Ah le pb du préshow et du compérage... cela nous ramène à la théorie du tour trop parfait :

"certains tours, en vertu même de leur perfection, deviennent imparfaits et, réciproquement, certains tours, en vertu même de leur imperfection, deviennent parfaits."

En effet, dans le cas de l'effet idéal de l'ACAAN que nous recherchons tous (une carte et un nombre sont nommés...), l'hypothèse la plus évidente que l'on donne au spectateur est le compérage !

C'est à dire que dans les conditions idéales, le magicien n'a pas réussi à écarter de l'esprit du spectateur une solution évidente ce qui a pour conséquence de ne pas le mystifier entièrement.

La procédure trop parfaite du tour en tue l'effet !

Nous pouvons même élargir cela à de nombreux tours de mentalisme où le spectateur est invité à dire, nommer qqchose. La parole du spectateur pourra toujours être mise en doute et fera penser au compérage.

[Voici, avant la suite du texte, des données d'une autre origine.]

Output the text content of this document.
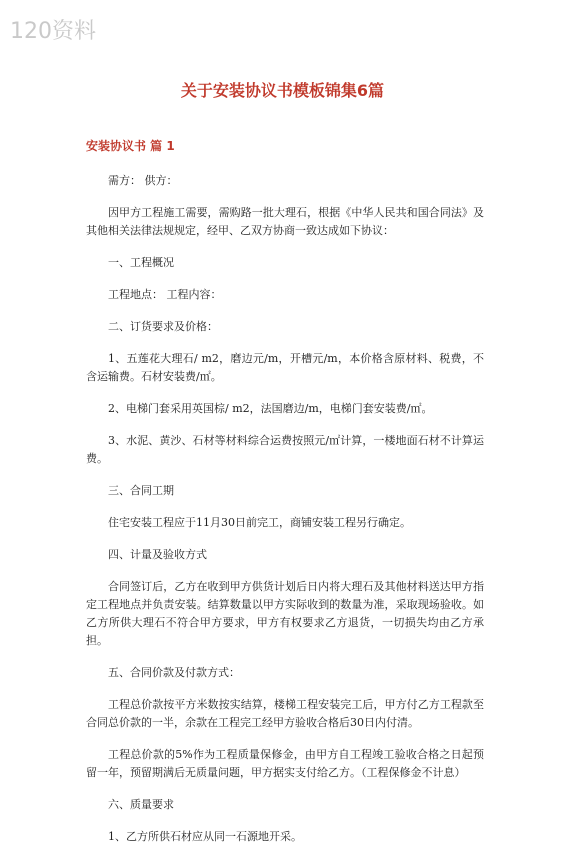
120资料
关于安装协议书模板锦集6篇
安装协议书 篇 1

需方： 供方：

因甲方工程施工需要，需购路一批大理石，根据《中华人民共和国合同法》及其他相关法律法规规定，经甲、乙双方协商一致达成如下协议：

一、工程概况

工程地点： 工程内容：

二、订货要求及价格：

1、五莲花大理石/ m2，磨边元/m，开槽元/m，本价格含原材料、税费，不含运输费。石材安装费/㎡。

2、电梯门套采用英国棕/ m2，法国磨边/m，电梯门套安装费/㎡。

3、水泥、黄沙、石材等材料综合运费按照元/㎡计算，一楼地面石材不计算运费。

三、合同工期

住宅安装工程应于11月30日前完工，商铺安装工程另行确定。

四、计量及验收方式

合同签订后，乙方在收到甲方供货计划后日内将大理石及其他材料送达甲方指定工程地点并负责安装。结算数量以甲方实际收到的数量为准，采取现场验收。如乙方所供大理石不符合甲方要求，甲方有权要求乙方退货，一切损失均由乙方承担。

五、合同价款及付款方式：

工程总价款按平方米数按实结算，楼梯工程安装完工后，甲方付乙方工程款至合同总价款的一半，余款在工程完工经甲方验收合格后30日内付清。

工程总价款的5%作为工程质量保修金，由甲方自工程竣工验收合格之日起预留一年，预留期满后无质量问题，甲方据实支付给乙方。（工程保修金不计息）

六、质量要求

1、乙方所供石材应从同一石源地开采。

Il faudrait presque éliminer de nos tours ce genre de procédure de choix par la parole (choix qui semblent pourtant être les plus honnêtes et les plus parfaits qui soient, mais qui font immédiatement penser au compérage, ce qui souvent s'avère être le cas dans de nombreux tours de mentalisme "idéaux").

Pour en revenir à l'ACAAN, dans la procédure moins idéale où le spectateur prend connaissance d'une carte dans un jeu mélangé, le compérage est mis à l'écart dans l'esprit du spectateur.

Melvin

Publié le
Il faudrait presque éliminer de nos tours ce genre de procédure de choix par la parole (choix qui semblent pourtant être les plus honnêtes et les plus parfaits qui soient, mais qui font immédiatement penser au compérage, ce qui souvent s'avère être le cas dans de nombreux tours de mentalisme "idéaux").

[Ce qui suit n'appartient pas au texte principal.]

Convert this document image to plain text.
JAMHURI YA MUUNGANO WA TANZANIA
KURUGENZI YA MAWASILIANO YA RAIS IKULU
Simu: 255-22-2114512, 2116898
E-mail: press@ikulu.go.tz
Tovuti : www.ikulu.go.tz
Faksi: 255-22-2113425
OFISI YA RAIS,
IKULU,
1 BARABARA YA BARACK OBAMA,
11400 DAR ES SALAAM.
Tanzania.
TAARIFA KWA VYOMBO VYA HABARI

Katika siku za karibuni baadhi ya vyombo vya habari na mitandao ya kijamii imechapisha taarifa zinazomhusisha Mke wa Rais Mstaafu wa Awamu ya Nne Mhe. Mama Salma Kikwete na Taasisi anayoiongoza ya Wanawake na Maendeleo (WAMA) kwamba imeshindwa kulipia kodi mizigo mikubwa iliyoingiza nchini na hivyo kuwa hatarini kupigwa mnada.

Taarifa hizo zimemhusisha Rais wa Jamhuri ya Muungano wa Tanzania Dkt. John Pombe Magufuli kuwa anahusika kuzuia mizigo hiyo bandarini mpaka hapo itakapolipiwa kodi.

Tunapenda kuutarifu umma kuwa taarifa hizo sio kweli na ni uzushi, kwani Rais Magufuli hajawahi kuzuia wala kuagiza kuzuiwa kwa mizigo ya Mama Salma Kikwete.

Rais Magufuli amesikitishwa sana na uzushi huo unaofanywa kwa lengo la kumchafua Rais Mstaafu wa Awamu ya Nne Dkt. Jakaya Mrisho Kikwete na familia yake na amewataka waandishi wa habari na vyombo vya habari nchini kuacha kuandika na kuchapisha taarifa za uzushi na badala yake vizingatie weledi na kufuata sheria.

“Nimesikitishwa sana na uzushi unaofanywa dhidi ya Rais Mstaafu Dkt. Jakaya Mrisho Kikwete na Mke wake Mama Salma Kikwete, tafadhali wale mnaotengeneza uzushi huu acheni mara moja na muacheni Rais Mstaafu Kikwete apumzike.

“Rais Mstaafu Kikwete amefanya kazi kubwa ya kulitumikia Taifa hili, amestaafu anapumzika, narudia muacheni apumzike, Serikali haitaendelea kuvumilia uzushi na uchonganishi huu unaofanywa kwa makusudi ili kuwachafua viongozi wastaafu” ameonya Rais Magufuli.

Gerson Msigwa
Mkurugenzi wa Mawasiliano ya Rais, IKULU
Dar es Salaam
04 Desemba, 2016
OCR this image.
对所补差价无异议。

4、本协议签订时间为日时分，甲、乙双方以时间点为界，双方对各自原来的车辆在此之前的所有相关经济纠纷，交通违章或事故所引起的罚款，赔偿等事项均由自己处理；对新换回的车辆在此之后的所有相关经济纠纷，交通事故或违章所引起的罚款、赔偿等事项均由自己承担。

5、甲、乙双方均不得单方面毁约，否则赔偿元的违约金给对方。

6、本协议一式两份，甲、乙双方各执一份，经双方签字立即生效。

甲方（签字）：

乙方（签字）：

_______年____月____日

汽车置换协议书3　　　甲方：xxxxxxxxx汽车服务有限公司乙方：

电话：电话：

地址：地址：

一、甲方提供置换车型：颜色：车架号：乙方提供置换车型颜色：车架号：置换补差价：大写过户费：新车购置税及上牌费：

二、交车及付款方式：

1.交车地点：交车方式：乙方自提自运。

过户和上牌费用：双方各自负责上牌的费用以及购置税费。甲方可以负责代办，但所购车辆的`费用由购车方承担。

Plutôt que d'éliminer les choix à l'oral, pourquoi ne pas les conserver tout en trouvant un moyen de convaincre le public de l'absence de compérage ? Mathieu Bich, quand il a présenté son Spread Wave dans l'émission de Penn & Teller, avait trouvé une très bonne méthode pour annuler l'idée du compérage : il jette un ballon dans le public, lequel est jeté à nouveau 3 fois pour sélectionner 3 spectateurs au hasard. Copperfield fait la même chose avec une brique (factice) dans sa prédiction du mur de Berlin. Derren Brown fait la même chose avec son singe en peluche et son frisbee.

Toutes ces méthodes permettent de convaincre le public de l'innocence du spectateur choisi, tout en gardant un choix à l'oral.

Publié le

V. Hedan dit :

"Plutôt que d'éliminer les choix à l'oral, pourquoi ne pas les conserver tout en trouvant un moyen de convaincre le public de l'absence de compérage ? "

Tout à fait mais autant cela se fait sur scène (mais il faudrait le faire pour chacun des tours en question ce qui allonge la présentation et l'alourdi surtout si c'est répétitif) mais en close-up, cela se fait rarement. Peut-être cette procédure est-elle à réserver à un effet très fort ?

N'empêche que si une telle procédure n'est pas employée, le choix à l'oral peut aller à l'encontre de l'effet recherché.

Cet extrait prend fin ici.